2. Esperamos que essas dificuldades se mantenham nos próximos tempos em todos os impostos que se relacionem de forma cíclica com a actividade económica.

 

3. Do lado da despesa, a redução mais significativa acontece formalmente pela via da redução ou corte de salários. Ora esses cortes não são mais do que uma forma de imposto e não redução da despesa efectiva, como ficará provavelmente demonstrado no OE 2013, quando essa redução de despesa se “transformará” em aumento da receita em sede de IRS.

 

4. Percebe-se a urgência em diminuir o défice dado que o rácio Dívida/PIB continua a subir – prevê-se que em 2013 ultrapasse os 120% e já está a um nível difícil de gerir, que constitui em si mesmo um problema para o défice, que convém não alimentar. A situação preocupa porque as metas orçamentais, deste ano e próximos, exigirão provavelmente novas medidas extraordinárias, mas sem que a economia cresça será muito difícil chegar a uma trajectória de consolidação orçamental.

 

5. Passamos já a fase em que as dificuldades sérias apenas atingiam as empresas mais débeis, para um cenário em que mesmo empresas com modelos de negócio consolidados e operacionalmente eficientes passam por dificuldades de liquidez.

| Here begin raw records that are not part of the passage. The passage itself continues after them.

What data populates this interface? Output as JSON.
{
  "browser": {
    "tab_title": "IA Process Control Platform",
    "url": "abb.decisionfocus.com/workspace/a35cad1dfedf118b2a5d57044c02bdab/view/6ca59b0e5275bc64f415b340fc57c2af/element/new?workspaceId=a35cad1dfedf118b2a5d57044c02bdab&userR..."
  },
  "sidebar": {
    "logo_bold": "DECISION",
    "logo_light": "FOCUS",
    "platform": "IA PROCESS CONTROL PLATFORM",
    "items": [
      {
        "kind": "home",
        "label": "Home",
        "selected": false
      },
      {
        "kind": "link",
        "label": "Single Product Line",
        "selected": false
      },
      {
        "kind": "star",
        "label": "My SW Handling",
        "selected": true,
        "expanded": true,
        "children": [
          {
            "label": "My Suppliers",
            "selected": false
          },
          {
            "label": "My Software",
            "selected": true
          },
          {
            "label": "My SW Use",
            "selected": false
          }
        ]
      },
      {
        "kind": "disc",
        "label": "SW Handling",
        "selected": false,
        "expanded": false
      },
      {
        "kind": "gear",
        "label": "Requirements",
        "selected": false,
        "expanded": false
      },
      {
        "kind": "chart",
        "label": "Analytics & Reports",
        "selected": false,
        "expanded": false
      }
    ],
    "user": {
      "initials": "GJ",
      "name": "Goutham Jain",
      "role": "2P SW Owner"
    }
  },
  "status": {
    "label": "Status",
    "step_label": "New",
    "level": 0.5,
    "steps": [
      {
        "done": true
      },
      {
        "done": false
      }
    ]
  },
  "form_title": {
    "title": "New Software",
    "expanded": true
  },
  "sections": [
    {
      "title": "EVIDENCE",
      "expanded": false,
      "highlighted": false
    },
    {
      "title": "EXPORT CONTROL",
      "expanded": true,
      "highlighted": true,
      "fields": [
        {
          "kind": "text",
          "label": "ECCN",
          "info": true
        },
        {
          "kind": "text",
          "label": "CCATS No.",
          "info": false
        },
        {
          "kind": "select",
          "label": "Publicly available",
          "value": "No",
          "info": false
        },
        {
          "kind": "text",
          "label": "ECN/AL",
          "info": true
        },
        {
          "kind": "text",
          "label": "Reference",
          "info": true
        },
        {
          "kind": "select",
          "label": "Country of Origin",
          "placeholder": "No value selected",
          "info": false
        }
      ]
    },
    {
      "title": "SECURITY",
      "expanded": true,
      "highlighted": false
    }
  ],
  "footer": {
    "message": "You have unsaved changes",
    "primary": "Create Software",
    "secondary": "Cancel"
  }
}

Vive-se um contexto de excepcional dificuldade de liquidez à qual é importante dar atenção política, sob pena de danificar de forma permanente o aparelho produtivo nacional e, por essa via, a criação de emprego e de riqueza.

 

6. Aparentemente, nesta fase, são maiores os danos que a estas dificuldades de liquidez causam do que as medidas de austeridade (que provocam contracção da procura interna).